Dossier : Demain on mange quoi ? Les nouveaux plats de résistance

Les nouvelles frontières du goût

Ingrédients retrouvés, autres terroirs, modes, technologie… Les codes gastronomiques explosent dans une société qui ne se refuse rien. Un déploiement hédoniste où le végétal revendique une part de lion.

Jamais une époque n’avait mis autant de passion dans l’assiette, autant concocté de concepts gastronomiques et de tendances alimentaires. Aux États-Unis, la moitié des 80 millions de millennials (génération née entre 1980 et 2000) se reconnaît « foodie » – cuisinomane. Les chercheurs du Food 2.0 lab, qui « pense l’alimentation de demain », y détectent une nouvelle « pop culture », agrégeant autour de la nourriture des critères gustatifs, nutritifs, esthétiques, diététiques, etc. Ça buzze de partout, pour une table des quais de Copenhague, une nouvelle racine « anti-âge », une « foodista » aux 2,4 millions d’abonnés.

Sur Instagram, le mot-dièse #foodporn approche les 210 millions d’images. La porno­graphie culinaire (pas d’âge requis pour mater), ce sont des photos de mets exacerbant l’incitation à s’en délecter (ou non), dans une mise en scène provocante. La dominante, c’est le churro baveux de graisse, le kebab dégueulant sa garniture hypercalorique, le cake fluo 100 % chimique.
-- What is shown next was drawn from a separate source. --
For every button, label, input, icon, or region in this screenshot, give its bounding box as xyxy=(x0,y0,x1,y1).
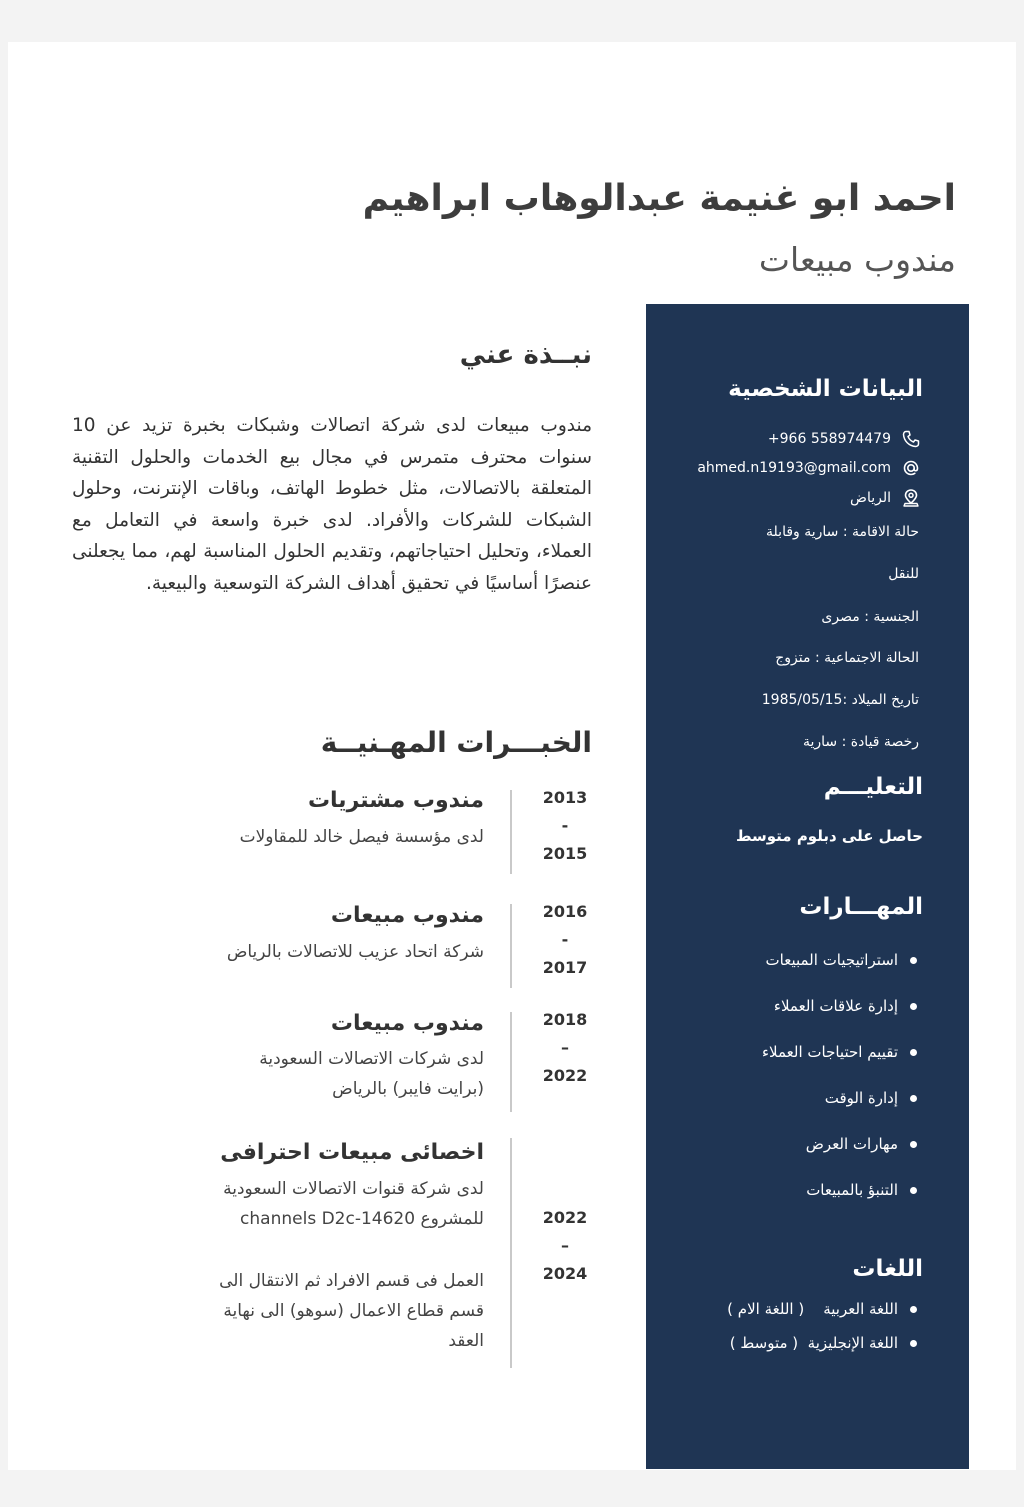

Avec Des goûts, le photographe Martin Parr a collecté les traces de ce kitsch pseudo-comestible dans plus de trente pays. Didier Pourquery, auteur d’Une histoire de hamburger-frites, voit dans ce binôme le porte-étendard de la bouffe agro-industrielle internationalisée, une combinaison infantilisante et addictive de gras salé-sucré, toute aspérité gustative noyée dans la sauce. Difficile d’imaginer plaisir de bouche plus abouti, versant régressif.

En apparente rupture, la « food tech » prétend ouvrir la voie à une infinie créativité. Cette alimentation techno produit des repas liquides « complets », en bouteille à bas prix avalée vite fait, ou encore des steaks pour véganes poussés en éprouvettes à partir de simples cellules animales. Pour les saveurs, passez donc au « food pairing », l’accordage d’aliments déduit de l’analyse de leur « profil aromatique ». C’est comme un site de rencontres : plus nombreuses sont les « notes » communes partagées par deux ingrédients, et plus grandes seraient vos chances de faire la paire en les passant ensemble à la casserole. Épatez vos convives sous contrôle de la chromatographie en phase gazeuse couplée à la spectrométrie de masse (c’est le nom de la technique).

Carte du tendre et de l’acide

Ça n’invente pourtant pas grand-chose dont l’histoire culinaire n’ait un jour eu l’intuition, ont vérifié des chercheurs de l’université de Harvard. En outre, si les recettes nord-américaines rapprochent souvent des semblables, le principe est largement démenti dans la cuisine de Chine, de Corée ou du Japon. C’est raté pour la fabrique universelle de saveurs par formatage physico-chimique. Et même la cuisine moléculaire (azote liquide, siphon, thermocirculateurs, évaporateurs rotatifs…), pourtant fort créative, est passée de mode. Avec ses improbables espumas, billes d’alginate ou gelées, le pape Ferran Adrià (d’ailleurs retraité des labos depuis 2011) disait fabriquer de la « techno-émotion » plus que de la gastronomie.